L’azione dei nazionali, ad ogni buon conto, non viene dal nulla. Nel corso della Northern Hemisphere Conference del 19 marzo a Londra, alla quale G.I.R.A. è stata ufficialmente invitata dall’I.R.P.A. quale rappresentante dell’alto livello del rugby italiano (vedo foto), i colleghi inglesi, gallesi, irlandesi e francesi hanno indicato a Matteo Barbini e Valerio Bernabò quali sono i capisaldi del professionismo su cui non transigere. E gli italiani vogliono fermamente allinearsi a tali standard.
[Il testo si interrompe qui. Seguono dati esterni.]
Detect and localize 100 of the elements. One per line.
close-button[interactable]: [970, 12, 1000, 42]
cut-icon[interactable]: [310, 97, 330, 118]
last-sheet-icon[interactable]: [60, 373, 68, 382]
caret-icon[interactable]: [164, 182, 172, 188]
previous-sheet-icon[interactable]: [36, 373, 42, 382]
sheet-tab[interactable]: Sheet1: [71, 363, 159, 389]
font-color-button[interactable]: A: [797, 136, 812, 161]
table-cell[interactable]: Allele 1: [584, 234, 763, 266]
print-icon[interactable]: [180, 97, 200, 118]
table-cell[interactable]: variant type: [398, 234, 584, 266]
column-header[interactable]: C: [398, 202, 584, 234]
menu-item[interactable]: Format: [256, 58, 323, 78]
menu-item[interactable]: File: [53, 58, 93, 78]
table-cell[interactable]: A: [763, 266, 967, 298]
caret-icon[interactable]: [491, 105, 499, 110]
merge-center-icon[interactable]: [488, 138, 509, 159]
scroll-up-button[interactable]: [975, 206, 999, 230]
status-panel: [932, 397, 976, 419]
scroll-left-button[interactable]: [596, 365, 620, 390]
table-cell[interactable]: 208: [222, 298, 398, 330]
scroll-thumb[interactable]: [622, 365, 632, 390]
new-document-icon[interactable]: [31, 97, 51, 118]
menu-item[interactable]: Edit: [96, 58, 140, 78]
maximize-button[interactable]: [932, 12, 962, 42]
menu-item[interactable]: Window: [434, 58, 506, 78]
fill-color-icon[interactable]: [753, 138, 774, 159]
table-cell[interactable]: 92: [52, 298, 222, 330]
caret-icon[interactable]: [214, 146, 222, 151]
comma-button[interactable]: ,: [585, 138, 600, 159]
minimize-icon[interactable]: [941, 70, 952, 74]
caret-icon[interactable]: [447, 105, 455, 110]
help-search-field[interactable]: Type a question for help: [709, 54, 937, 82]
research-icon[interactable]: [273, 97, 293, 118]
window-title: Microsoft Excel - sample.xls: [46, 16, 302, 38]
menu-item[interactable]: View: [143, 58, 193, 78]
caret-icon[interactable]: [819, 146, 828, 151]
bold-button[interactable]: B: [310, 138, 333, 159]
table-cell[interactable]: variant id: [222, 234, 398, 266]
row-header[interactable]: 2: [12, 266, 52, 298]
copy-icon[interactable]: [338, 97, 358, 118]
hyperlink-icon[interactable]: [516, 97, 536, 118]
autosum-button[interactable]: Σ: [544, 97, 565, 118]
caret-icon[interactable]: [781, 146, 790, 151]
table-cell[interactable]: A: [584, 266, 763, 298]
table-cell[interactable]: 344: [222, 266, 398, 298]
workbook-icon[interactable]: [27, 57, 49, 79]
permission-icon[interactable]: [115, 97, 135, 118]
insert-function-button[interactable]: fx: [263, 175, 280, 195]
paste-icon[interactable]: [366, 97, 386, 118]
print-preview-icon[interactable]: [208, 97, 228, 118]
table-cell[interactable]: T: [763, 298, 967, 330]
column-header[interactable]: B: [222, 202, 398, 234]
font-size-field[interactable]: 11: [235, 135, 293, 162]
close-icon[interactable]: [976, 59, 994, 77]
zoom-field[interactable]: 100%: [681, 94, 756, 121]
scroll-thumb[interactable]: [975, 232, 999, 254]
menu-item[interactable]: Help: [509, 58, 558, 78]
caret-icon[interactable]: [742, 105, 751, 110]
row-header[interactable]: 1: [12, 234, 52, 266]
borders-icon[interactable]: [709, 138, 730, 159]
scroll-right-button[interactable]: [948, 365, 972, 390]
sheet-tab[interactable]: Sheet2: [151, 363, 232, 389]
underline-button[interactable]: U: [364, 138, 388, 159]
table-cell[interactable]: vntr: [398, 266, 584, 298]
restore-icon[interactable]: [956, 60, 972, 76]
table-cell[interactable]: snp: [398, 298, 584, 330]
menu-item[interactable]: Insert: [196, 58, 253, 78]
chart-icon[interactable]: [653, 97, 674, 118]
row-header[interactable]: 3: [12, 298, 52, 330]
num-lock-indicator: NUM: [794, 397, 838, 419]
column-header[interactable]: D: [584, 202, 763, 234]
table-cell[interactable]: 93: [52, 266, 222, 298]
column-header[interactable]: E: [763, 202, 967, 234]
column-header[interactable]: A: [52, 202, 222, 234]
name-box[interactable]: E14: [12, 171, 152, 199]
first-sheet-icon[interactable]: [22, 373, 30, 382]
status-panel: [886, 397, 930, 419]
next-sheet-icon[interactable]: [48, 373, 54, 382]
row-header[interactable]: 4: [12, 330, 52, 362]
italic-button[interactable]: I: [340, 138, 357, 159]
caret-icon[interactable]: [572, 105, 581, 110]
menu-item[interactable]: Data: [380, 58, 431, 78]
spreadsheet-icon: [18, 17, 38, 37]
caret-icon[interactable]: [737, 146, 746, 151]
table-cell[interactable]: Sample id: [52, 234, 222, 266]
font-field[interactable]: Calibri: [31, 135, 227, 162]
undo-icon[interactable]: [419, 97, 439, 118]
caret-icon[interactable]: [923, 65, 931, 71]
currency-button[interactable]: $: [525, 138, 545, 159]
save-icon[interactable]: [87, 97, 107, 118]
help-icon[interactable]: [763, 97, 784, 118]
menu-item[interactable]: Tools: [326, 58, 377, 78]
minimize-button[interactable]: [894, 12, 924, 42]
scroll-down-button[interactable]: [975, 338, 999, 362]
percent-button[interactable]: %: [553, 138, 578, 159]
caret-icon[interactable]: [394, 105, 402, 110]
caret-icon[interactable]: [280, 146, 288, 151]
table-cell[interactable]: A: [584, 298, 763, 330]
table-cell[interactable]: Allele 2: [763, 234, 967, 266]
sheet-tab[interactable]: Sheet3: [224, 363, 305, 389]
Nel concreto? Ecco una serie di punti:
– va bene la meritocrazia (criterio valido per tutti), ma si deve tenere conto dello status di dilettanti dei giocatori e delle loro necessità materiali; non si può pretendere che atleti (nel pieno della carriera) stiano lontani da casa per 3 mesi, senza alcun riconoscimento dell’impegno profuso;
– non è esclusa una futura contrattazione “triangolare” giocatori-club-federazione, ma allo stato la questione deve appena essere messa in agenda;
– l’auspicata “contrattazione collettiva” va incentrata primariamente sulla tutela della salute (visti i recenti casi di mancata copertura, più o meno noti), sullo sfruttamento dei diritti d’immagine (oggi ad appannaggio della FIR) e sulla formazione dei giocatori a livello professionale in funzione del post-carriera (Player Development Program);
– non può più essere rimandata l’attribuzione del diritto al voto ai giocatori celtici ed ai giocatori italiani all’estero, vale a dire della totalità degli azzurri;
– si rende opportuna una disciplina espressa (attualmente non esiste alcun regolamento scritto) circa le esperienze con le franchigie celtiche dei Permit-Player; di pari passo devono essere concentrati i massimi sforzi sul campionato di Eccellenza per renderlo stabile (troppe società sono fallite o traballano) e competitivo, così da costituire un serbatoio per la Nazionale;
– non deve più ripetersi un caso-Aironi e, comunque, ancora oggi i giocatori della ex franchigia di Viadana sono all’asciutto e la questione va risolta;
– G.I.R.A., infine, non può che essere riconosciuta quale unica rappresentante del rugby di alto livello in Italia, come già avviene all’estero da parte delle Associations e Unions più importanti.

Questi i punti salienti, ma molto altro bolle in pentola.
Se c’è davvero la volontà di sedersi intorno ad un tavolo, allora si troverà il modo per affrontarli tutti con reciproca soddisfazione e in tempi rapidi.
Se invece si navigherà a vista, senza fissare scadenze e/o ignorando le richieste dei giocatori, si assisterà per certo a nuove, importanti iniziative dei giocatori.